Un colpo di caldo? O una attestazione di un eccesso di non intelligenza? No l’ennesima conferma che la deficienza non va mai in ferie.  L’offesa che il signor Calderoli, padre dell’attuale legge elettorale nonché  vicepresidente del Senato, ha diretto ieri ignobilmente al Ministro Kyenge, ribadisce come la stupidità regni incontrastata soprattutto in certi ambienti da dove invece dovrebbe pervenire un profilo di altro esempio istituzionale.punto-interrogativo

Da più parti, bipartisan, si richiedono le dimissioni dalla vicepresidenza del Senato, la cosa più grave e offensiva per un popolo democratico come il nostro, è sapere, comunque, che il signor Calderoli rimarrà Senatore della Repubblica.

Da ministro la storia lo ricorderà come un’icona di incompetenza e di errori che si sono abbattuti direttamente e indirettamente sui cittadini, da Vicepresidente del Senato( e bisognerebbe chiedersi chi è stata la mente così intelligente per indicarlo ed eleggerlo ad una così alta funzione di responsabilità) continua a sparare cazzate su cazzate.

Forse non bisognerebbe neppure tanto gridare allo scandalo considerato il personaggio, ma credo che il soggetto abbia davvero e da tempo superato ogni limite di decenza.

Le parole usate ieri in un comizio (non posso dire politico perché la politica deve rifiutare questi episodi) offendono la democrazia e alimentano l’odio razziale che va respinto senza se e senza ma.

Non farò nessuna comparazione con nessun animale, anche perché in questo caso potrei essere denunciato dall’animale chiamato in causa; ma mi limiterò a far mie alcune considerazioni ben espresse nell’editoriale di Gian Antonio Stella, pubblicato sulle pagine del Corriere della Sera.

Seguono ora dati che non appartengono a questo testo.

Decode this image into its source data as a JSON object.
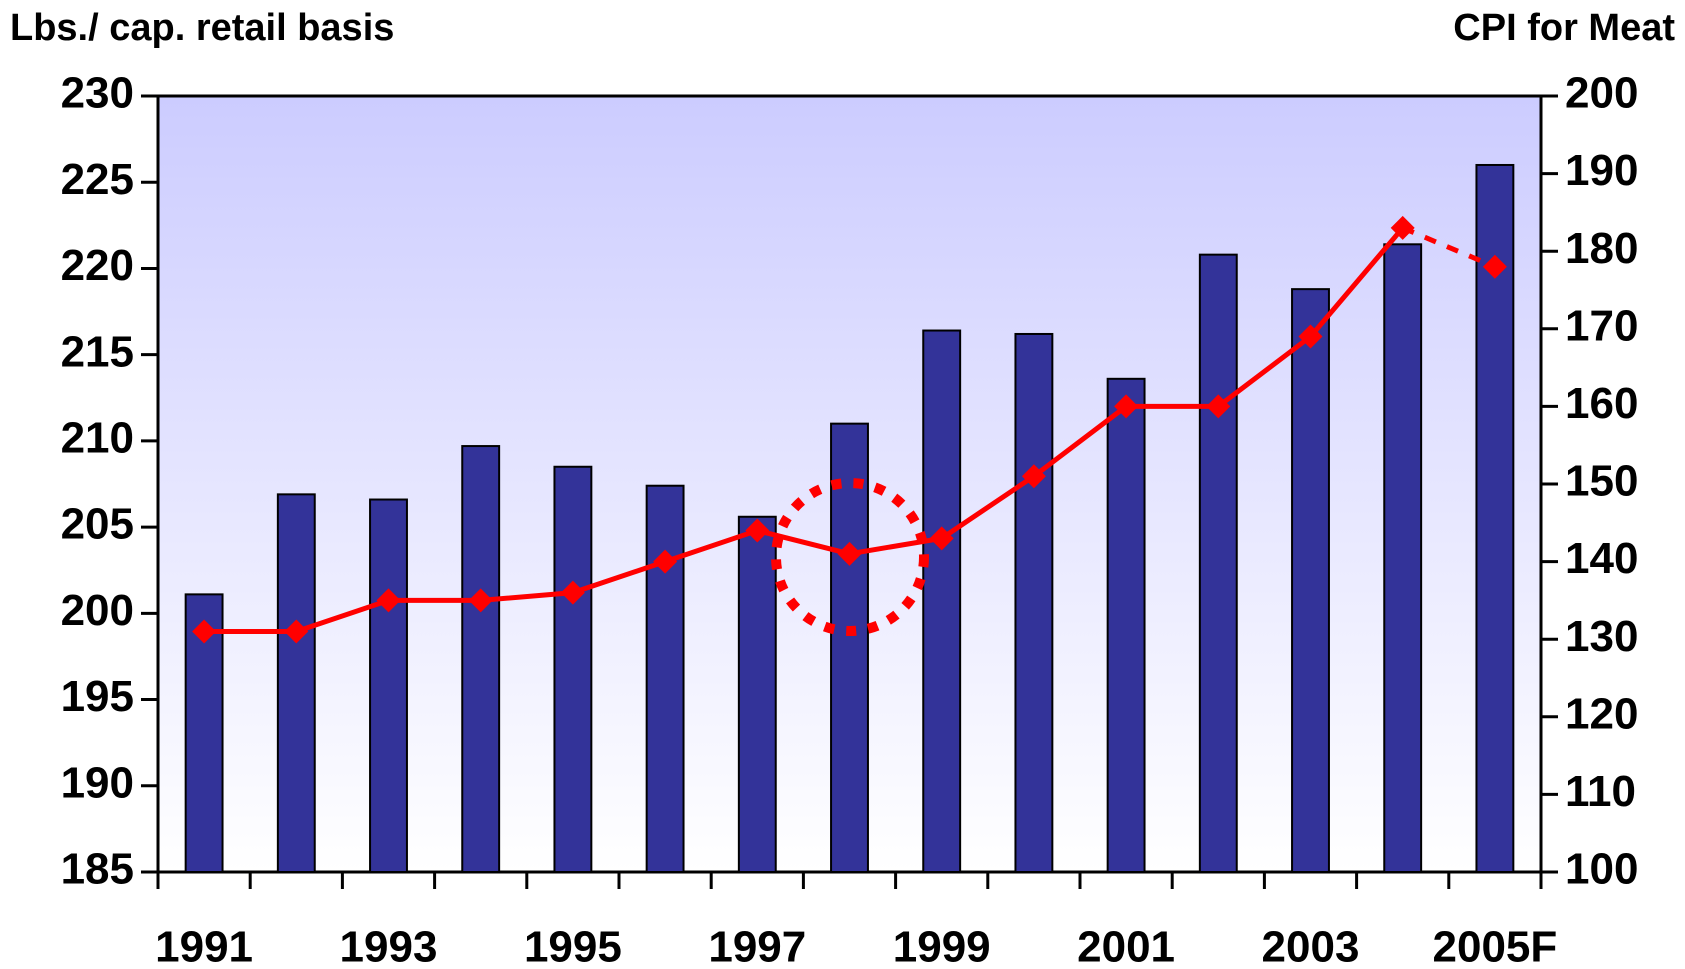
{
  "chart_data": {
    "type": "bar_line",
    "left_axis_title": "Lbs./ cap. retail basis",
    "right_axis_title": "CPI for Meat",
    "categories": [
      "1991",
      null,
      "1993",
      null,
      "1995",
      null,
      "1997",
      null,
      "1999",
      null,
      "2001",
      null,
      "2003",
      null,
      "2005F"
    ],
    "series": [
      {
        "name": "Lbs./ cap. retail basis",
        "type": "bar",
        "color": "#333399",
        "axis": "y",
        "values": [
          201.1,
          206.9,
          206.6,
          209.7,
          208.5,
          207.4,
          205.6,
          211.0,
          216.4,
          216.2,
          213.6,
          220.8,
          218.8,
          221.4,
          226.0
        ]
      },
      {
        "name": "CPI for Meat",
        "type": "line",
        "color": "#ff0000",
        "axis": "y2",
        "dashed_last_segment": true,
        "values": [
          131,
          131,
          135,
          135,
          136,
          140,
          144,
          141,
          143,
          151,
          160,
          160,
          169,
          183,
          178
        ]
      }
    ],
    "ylim": [
      185,
      230
    ],
    "yticks": [
      185,
      190,
      195,
      200,
      205,
      210,
      215,
      220,
      225,
      230
    ],
    "y2lim": [
      100,
      200
    ],
    "y2ticks": [
      100,
      110,
      120,
      130,
      140,
      150,
      160,
      170,
      180,
      190,
      200
    ],
    "grid": false
  }
}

L’affermazione vergognosa  rivolta al ministro Kyenge è l’ultima di una lunga serie che identificano la portata culturale di Calderoli. Vediamone alcune: “ Sul terreno dove dovrebbe nascere la moschea farò pascolare i maiali”; “ C’è ancora qualche mongoloide che vota Ulivo” ( scandalizzando i disabili per il paragone indecente); rivolto al Cardinale Tettamanzi “Con il territorio non c’entra niente sarebbe come mettere un prete mafioso in Sicilia” mentre guardando all’America di Obama “Non vorrei tra cinque anni trovarmi un presidente abbronzato”; e ancora per il trionfo dell’Italia sulla Francia ai mondiali esultò”per la vittoria della nostra identità …(contro una squadra) che aveva schierato negri, islamici e comunisti”; o ancora quando aveva sostenuto “che la civiltà gay ha trasformato la Padania in un ricettacolo di culattoni”.

Ci sono politici, ministri senza scomodare i grandi Statisti, che saranno ricordati per le loro citazioni, Il signor Calderoli( scusate non riesco a chiamarlo Senatore) passerà agli onori della cronaca per le sue pillole di idiozia mediatica.

Dal ministro Giampiero D’Alia , che ho ringraziato pubblicamente attraverso Twitter, un paragone davvero forte ma responsabile: Calderoli “usa un linguaggio  da Ku Klux Klan”.

Miglior copertina della giornata la prima pagina de IL Secolo XIX: “ Calderoli paragona il Ministro Kyenge a un orango , “E LUI A CHE ANIMALE VI FA PENSARE?”

Concludo con il pensiero di Gian Antonio Stella che riporto per intero:

Quanto al fatto che «scegliere dei ministri stranieri è una scelta sbagliata» e che lui non conosce casi di «italiani ministri all’estero», l’ancora (incredibilmente) vicepresidente del Senato scorda che Henry Kissinger era nato in Baviera ma diventò il potente segretario di Stato americano. Che il premier belga Elio di Rupo per «ius sanguinis» è italiano. O che a salvare l’onore della Francia dopo la disfatta di Sedan, dopo che «il più francese dei francesi» Napoleone III si era arreso ai prussiani, fu il figlio d’un immigrato, Leon Gambetta. Che era diventato francese solo undici anni prima”.

 

Davanti a un comportamento del genere una scuola seria avrebbe deciso l’immediata espulsione dell’autore: è possibile che nelle pieghe del Regolamento parlamentare non si possano trovare soluzioni o provvedimenti commisurate alla gravità di certe situazioni? È possibile che il parlamento consenta a certi individui di scorazzare cosi liberamente ? Il Parlamento deve essere il luogo di confronto democratico no il palcoscenico per drammatiche commediole.